Subhash Kak completed his Ph.D. at the Indian Institute of Technology, Delhi in 1970. He taught there and also at Imperial College London, Bell Laboratories, and the Tata Institute of Fundamental Research (TIFR).[citation needed].In 1979 he was tenured as Delaune Distinguished Professor of Electrical Engineering at Louisiana State University, Baton Rouge. In 2007, he was appointed head of the Computer Science department at Oklahoma State University[11].

His research in the fields of cryptography, random sequences, artificial intelligence, and information theory are published extensively in non-peer reviewed journals. He proposed the first test of algorithmic randomness,[12] and of instantaneously trained neural networks (INNs) (which he and his students have called "Kak neural networks"). He claims to be amongst the first to apply information metrics to quantum systems.[13]

Kak has argued that there are limits to the intelligence machines can have and it cannot equal biological intelligence.[14] He asserts that
machines fall short on two counts as compared to brains.
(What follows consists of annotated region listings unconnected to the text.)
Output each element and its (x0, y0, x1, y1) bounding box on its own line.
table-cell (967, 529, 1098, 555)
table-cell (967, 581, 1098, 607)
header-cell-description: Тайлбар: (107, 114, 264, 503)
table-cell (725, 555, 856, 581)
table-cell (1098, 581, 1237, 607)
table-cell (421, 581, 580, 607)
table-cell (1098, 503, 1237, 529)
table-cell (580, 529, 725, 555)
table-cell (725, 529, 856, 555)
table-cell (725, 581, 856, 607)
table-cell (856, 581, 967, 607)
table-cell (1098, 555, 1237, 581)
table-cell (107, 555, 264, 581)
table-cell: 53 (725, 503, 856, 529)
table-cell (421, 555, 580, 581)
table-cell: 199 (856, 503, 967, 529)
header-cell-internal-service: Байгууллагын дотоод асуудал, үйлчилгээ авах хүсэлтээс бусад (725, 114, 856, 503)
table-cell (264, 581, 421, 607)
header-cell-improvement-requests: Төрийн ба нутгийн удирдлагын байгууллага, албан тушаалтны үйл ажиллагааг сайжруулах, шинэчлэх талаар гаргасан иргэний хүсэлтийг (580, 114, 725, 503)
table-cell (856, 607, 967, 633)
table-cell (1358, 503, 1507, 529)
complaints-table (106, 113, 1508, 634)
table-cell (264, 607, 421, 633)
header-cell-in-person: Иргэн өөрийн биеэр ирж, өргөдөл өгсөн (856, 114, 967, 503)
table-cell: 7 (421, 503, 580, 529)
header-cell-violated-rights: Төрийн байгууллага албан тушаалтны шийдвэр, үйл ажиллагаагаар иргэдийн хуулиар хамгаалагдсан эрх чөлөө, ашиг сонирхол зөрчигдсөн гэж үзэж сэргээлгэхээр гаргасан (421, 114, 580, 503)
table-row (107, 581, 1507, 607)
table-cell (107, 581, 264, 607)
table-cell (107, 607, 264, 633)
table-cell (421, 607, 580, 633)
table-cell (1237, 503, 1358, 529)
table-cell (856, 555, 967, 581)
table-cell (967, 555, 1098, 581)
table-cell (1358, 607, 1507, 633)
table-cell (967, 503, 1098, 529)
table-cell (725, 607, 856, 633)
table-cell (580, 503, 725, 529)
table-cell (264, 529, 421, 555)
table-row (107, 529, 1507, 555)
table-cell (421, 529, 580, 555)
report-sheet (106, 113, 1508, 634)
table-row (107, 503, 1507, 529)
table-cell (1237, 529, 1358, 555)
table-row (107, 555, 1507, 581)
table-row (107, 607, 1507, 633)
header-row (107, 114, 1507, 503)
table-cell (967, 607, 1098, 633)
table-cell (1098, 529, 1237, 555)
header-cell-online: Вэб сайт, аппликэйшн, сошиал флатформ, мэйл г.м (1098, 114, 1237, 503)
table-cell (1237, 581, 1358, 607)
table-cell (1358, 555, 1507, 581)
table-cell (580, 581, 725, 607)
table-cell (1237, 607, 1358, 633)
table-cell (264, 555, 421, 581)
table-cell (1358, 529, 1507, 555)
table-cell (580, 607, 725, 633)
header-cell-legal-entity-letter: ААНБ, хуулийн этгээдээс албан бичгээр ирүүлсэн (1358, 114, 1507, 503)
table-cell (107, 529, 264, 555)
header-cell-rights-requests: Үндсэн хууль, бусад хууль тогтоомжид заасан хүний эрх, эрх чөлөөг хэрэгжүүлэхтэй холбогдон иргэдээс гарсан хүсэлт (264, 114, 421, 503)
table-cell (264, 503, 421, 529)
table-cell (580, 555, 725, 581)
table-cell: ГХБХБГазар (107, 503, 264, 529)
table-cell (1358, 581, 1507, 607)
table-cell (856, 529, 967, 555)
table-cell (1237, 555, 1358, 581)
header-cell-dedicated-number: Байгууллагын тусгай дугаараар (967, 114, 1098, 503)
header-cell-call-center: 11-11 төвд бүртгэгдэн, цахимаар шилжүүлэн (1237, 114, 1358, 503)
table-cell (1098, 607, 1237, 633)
Firstly, unlike brains, machines do not self-organize in a recursive manner. Secondly, machines are based on classical logic, whereas Nature's intelligence may depend on quantum mechanics.

[Further], if machines with consciousness are created, they would be living machines, that is, variations on life forms as we know them. Second, the material world is not causally closed, and consciousness influences its evolution. Matter and minds complement each other.[15]

Kak has proposed the use of recurring decimals for error correction coding, cryptography and as random sequences.[16]
So brilliant as I know you are, Monk, for the moment, and until you can prove him wrong, I'm sticking with Kak.